With the fall of the Roman Empire, Northern Europeans began experimenting with substitutes for sodium carbonate. They discovered that potassium carbonate (K₂CO₃), known as potash, could be used instead of sodium carbonate.
Potash is obtained from wood ashes. Because potassium carbonate is a salt soluble in water, you can extract it by mixing wood ash with water. The potassium carbonate will dissolve in water, while the sooth will settle at the bottom. The water containing potassium carbonate can be scoped up and boiled to retrieve the white potassium carbonate salt.
Given all the forest in Northern Europe, this was a natural way of making glass there. Due to the use of potash from wood ashes, the glass made using potassium carbonate was historically called forest glass.
Glass was not something discovered, but something that evolved. At first, only glass beads could be made. Later moulds were used to create glass vessels, but these were thick and heavy. Glassblowing did not get discovered until 1st century BC by Syrian craftsmen. It made it possible to make much thinner and lighter glass in more complex shapes.

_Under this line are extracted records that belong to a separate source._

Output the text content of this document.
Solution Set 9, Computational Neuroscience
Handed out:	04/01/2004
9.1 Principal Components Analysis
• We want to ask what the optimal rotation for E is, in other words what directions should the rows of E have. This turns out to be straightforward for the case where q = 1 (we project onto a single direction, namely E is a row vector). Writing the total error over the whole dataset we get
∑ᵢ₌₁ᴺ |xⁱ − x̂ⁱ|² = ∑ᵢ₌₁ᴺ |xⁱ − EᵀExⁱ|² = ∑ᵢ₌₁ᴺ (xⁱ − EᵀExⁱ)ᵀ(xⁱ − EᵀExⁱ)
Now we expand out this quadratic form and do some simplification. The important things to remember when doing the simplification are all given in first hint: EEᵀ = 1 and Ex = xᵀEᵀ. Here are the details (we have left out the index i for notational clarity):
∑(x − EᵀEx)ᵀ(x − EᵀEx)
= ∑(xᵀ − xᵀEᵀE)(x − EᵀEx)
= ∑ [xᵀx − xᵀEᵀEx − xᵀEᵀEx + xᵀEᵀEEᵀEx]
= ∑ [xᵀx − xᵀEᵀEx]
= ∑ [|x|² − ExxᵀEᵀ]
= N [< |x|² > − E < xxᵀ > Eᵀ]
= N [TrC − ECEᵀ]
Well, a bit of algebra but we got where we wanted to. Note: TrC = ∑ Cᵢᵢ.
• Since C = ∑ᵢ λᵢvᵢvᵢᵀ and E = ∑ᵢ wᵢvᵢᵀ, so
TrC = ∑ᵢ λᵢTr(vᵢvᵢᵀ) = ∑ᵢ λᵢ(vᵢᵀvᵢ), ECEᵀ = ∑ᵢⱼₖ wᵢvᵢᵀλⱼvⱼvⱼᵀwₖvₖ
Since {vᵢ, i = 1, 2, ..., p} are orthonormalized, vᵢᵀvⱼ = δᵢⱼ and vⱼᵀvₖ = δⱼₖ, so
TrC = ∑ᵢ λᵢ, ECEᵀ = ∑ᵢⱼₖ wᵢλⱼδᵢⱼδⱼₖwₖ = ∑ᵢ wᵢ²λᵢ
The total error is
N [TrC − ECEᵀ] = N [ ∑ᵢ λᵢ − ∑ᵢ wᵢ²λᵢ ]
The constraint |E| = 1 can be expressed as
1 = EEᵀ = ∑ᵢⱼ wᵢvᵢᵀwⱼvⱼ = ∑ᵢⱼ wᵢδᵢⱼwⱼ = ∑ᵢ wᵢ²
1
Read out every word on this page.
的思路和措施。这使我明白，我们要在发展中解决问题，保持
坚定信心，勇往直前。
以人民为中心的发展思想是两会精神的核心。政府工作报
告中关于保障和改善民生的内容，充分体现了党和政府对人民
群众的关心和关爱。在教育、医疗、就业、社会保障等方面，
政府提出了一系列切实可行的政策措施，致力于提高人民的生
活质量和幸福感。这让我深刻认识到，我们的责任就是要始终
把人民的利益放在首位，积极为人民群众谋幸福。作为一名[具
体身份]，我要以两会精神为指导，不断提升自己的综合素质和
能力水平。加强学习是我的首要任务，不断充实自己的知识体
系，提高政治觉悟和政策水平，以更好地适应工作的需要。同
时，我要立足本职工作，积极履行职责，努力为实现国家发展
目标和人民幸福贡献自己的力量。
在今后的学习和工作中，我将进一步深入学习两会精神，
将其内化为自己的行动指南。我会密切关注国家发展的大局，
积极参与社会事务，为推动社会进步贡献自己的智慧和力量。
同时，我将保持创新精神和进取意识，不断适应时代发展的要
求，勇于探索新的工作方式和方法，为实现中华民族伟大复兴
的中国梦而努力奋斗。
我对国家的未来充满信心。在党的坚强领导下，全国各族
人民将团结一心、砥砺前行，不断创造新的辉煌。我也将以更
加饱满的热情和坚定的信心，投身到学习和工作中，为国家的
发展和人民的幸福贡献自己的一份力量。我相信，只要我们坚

The first glass made was not transparent, but colored. Colorless glass evolved in Ancient Greece in the Hellenistic period (323 BC to 146 BC). Adding metallic elements gave the ability to create colorful glass called stained-glass. Stained-glass become popular in churches and palaces. The Byzantines were the first to use stained-glass in their churches.
Making flat sheets of glass was actually quite difficult, which is why only the rich had glass windows at first. Windows from historical times are segmented into smaller squares because making larger glass squares was difficult and expensive.